Medicare, even if it pays for patients to use Amyvid, might save the roughly $38,000 it costs per year to treat an Alzheimer’s patient—at least for the 20 percent of them who have been misdiagnosed.

But most significantly for Lilly and other drugmakers, it could open up a field of customers far larger than the 5.2 million Americans that currently have the disease—or even than the 7.1 million expected to have it by 2025.

An international survey conducted in 2011 by researchers at the Harvard School of Public Health found that two-thirds of adults would take a predictive Alzheimer's test were one made available to them.

Lilly is expressly not asking for such widespread testing—at this point. But if it were to occur, the number of patients identified with Alzheimer’s and other forms of dementia could be enormous.
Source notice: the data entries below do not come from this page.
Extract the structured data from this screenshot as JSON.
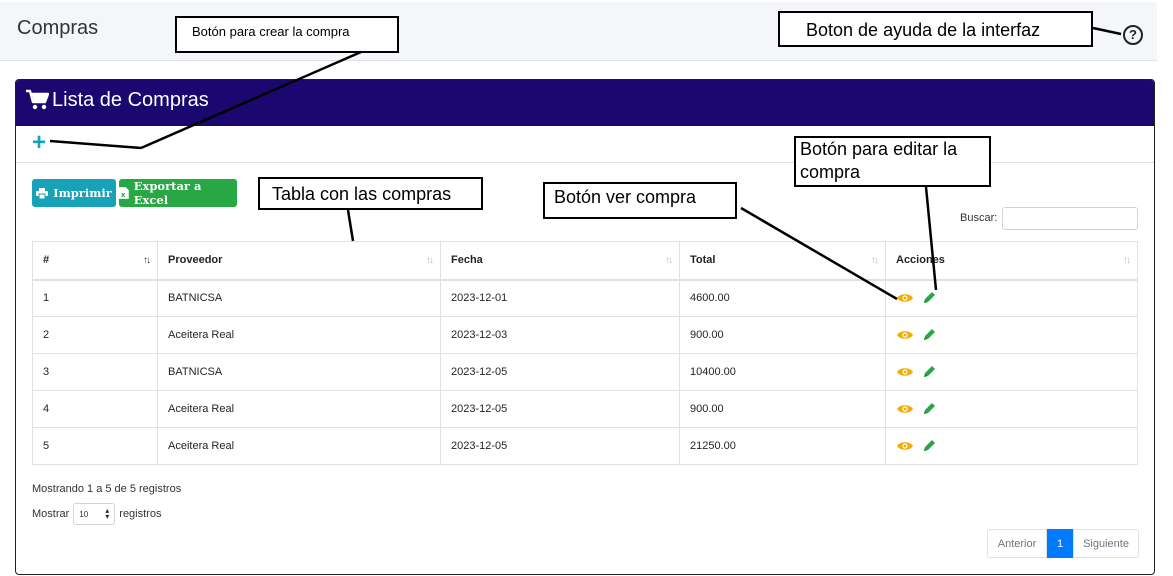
{
  "header": {
    "title": "Compras",
    "help_icon": "question-circle-icon"
  },
  "card": {
    "title": "Lista de Compras",
    "title_icon": "shopping-cart-icon",
    "header_color": "#1a0870",
    "add_label": "+"
  },
  "toolbar": {
    "print_label": "Imprimir",
    "excel_label": "Exportar a Excel",
    "print_color": "#17a2b8",
    "excel_color": "#28a745"
  },
  "search": {
    "label": "Buscar:",
    "value": ""
  },
  "table": {
    "columns": [
      "#",
      "Proveedor",
      "Fecha",
      "Total",
      "Acciones"
    ],
    "rows": [
      [
        "1",
        "BATNICSA",
        "2023-12-01",
        "4600.00"
      ],
      [
        "2",
        "Aceitera Real",
        "2023-12-03",
        "900.00"
      ],
      [
        "3",
        "BATNICSA",
        "2023-12-05",
        "10400.00"
      ],
      [
        "4",
        "Aceitera Real",
        "2023-12-05",
        "900.00"
      ],
      [
        "5",
        "Aceitera Real",
        "2023-12-05",
        "21250.00"
      ]
    ],
    "action_icons": [
      "eye-icon",
      "pencil-icon"
    ],
    "action_colors": {
      "view": "#f0ad00",
      "edit": "#28a745"
    }
  },
  "footer": {
    "info": "Mostrando 1 a 5 de 5 registros",
    "show_label": "Mostrar",
    "page_length": "10",
    "records_label": "registros"
  },
  "pagination": {
    "prev": "Anterior",
    "current": "1",
    "next": "Siguiente"
  },
  "annotations": {
    "create": "Botón para crear la compra",
    "help": "Boton de ayuda de la interfaz",
    "table": "Tabla con las compras",
    "view": "Botón ver compra",
    "edit": "Botón para editar la compra"
  }
}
“This study underscores the importance of using objective tools, such as amyloid PET imaging, in addition to clinical assessment as part of a physician’s diagnostic evaluation of patients with cognitive decline,” said Michael Witte, a clinical research scientist at Lilly, who was the lead author of the study on Amyvid released Monday.

That study, conducted in partnership with the Indiana University School of Medicine’s neuroscience institute, tested 199 patients, age 55 or older, who had been diagnosed with either mild or moderate Alzheimer’s disease. Of those patients, 35 of them, or 18 percent, showed few or no amyloid plaques when given a PET scan using Amyvid–meaning they did not actually have Alzheimer's disease.